I trot down the High Street, stop briefly to peek at the bookshop’s window, then enter the park through the gate next to Channing School for Girls. As I pass the tennis courts on my right
I slow down and look back for Wispa, only to remember she’s with Nicole on the Heath.
Waterlow Park is small, but it always takes my breath away when I get to the top of the hill and look at the rich meadows sprawling down its gentle slopes, the elegant trees, the windy alleyways
and the magnificent view of the London skyline below. Today there is a group of happy pensioners, amateur watercolour enthusiasts, scattered on the lawn, busily recreating the view. I can feel my
body and soul sing as I pass them and run down the alley towards the ponds. The singing stops when I see a pale-skinned and almost-naked silhouette lying in the grass, right by my path. Alden. He
seems to be blissfully asleep in the sun, but when I pass him he raises his head and shades his eyes with his arm.
‘Anna!’
Damn. I slow down and turn towards him with a forced smile. I really don’t fancy any company right now.
‘Alden.’
He’s on his feet now, his tan Bermuda shorts riding down his flat stomach, revealing a tuft of dark hair above his belt. Normally I’d enjoy this slightly narcissistic display of a
cute male body, but now it just annoys me.

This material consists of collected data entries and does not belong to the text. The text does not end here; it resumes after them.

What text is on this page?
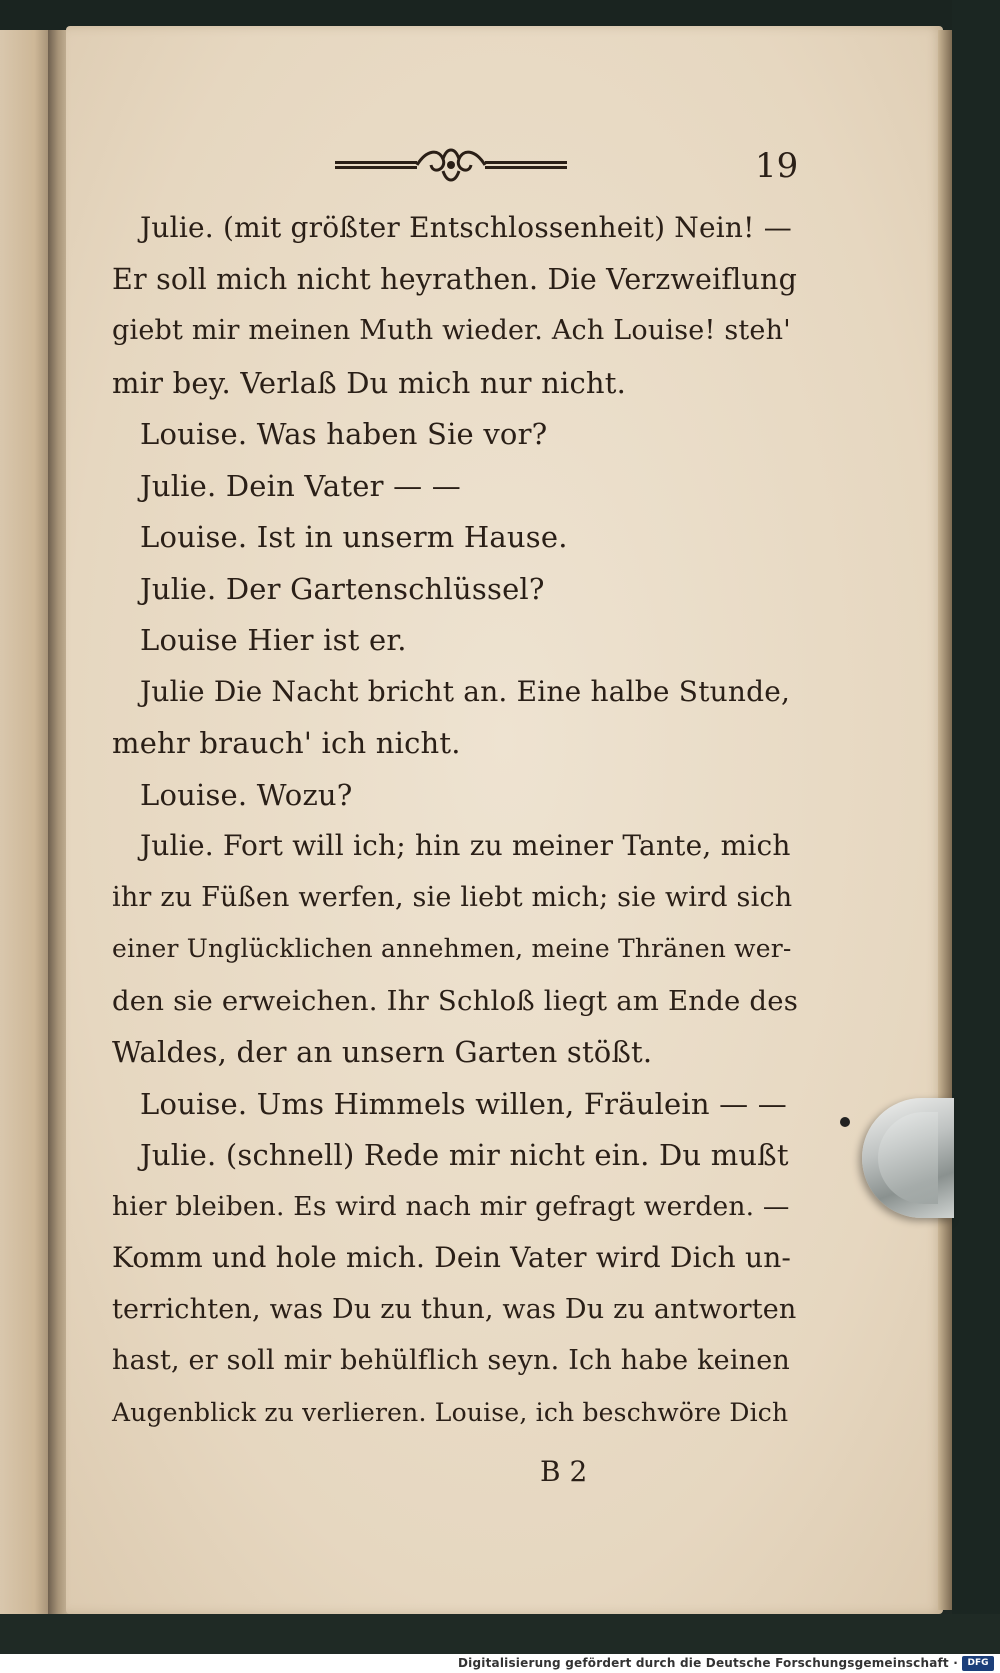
19
Julie. (mit größter Entschlossenheit) Nein! —
Er soll mich nicht heyrathen. Die Verzweiflung
giebt mir meinen Muth wieder. Ach Louise! steh'
mir bey. Verlaß Du mich nur nicht.
Louise. Was haben Sie vor?
Julie. Dein Vater — —
Louise. Ist in unserm Hause.
Julie. Der Gartenschlüssel?
Louise Hier ist er.
Julie Die Nacht bricht an. Eine halbe Stunde,
mehr brauch' ich nicht.
Louise. Wozu?
Julie. Fort will ich; hin zu meiner Tante, mich
ihr zu Füßen werfen, sie liebt mich; sie wird sich
einer Unglücklichen annehmen, meine Thränen wer-
den sie erweichen. Ihr Schloß liegt am Ende des
Waldes, der an unsern Garten stößt.
Louise. Ums Himmels willen, Fräulein — —
Julie. (schnell) Rede mir nicht ein. Du mußt
hier bleiben. Es wird nach mir gefragt werden. —
Komm und hole mich. Dein Vater wird Dich un-
terrichten, was Du zu thun, was Du zu antworten
hast, er soll mir behülflich seyn. Ich habe keinen
Augenblick zu verlieren. Louise, ich beschwöre Dich
B 2
Digitalisierung gefördert durch die Deutsche Forschungsgemeinschaft ·	DFG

‘Anna, I’m so sorry about the other night. I really don’t know what came over me. I saw your front door open and . . .’ He waves his arm and gives me his charming
puppy-like look.
‘No worries, Alden, glad you’re OK now.’
‘Oh, yes.’ He brushes his face with his hand. ‘It was just a little tiff with Tina, all well now. You OK?’
‘Yes, I’m fine, just getting my endorphin rush.’
‘Oh, I get mine from eating hot chillies and sex.’ He winks.
‘Lucky you.’ I can’t help but laugh.
‘You off work?’
‘Working from home,’ I say with a pang of guilty conscience.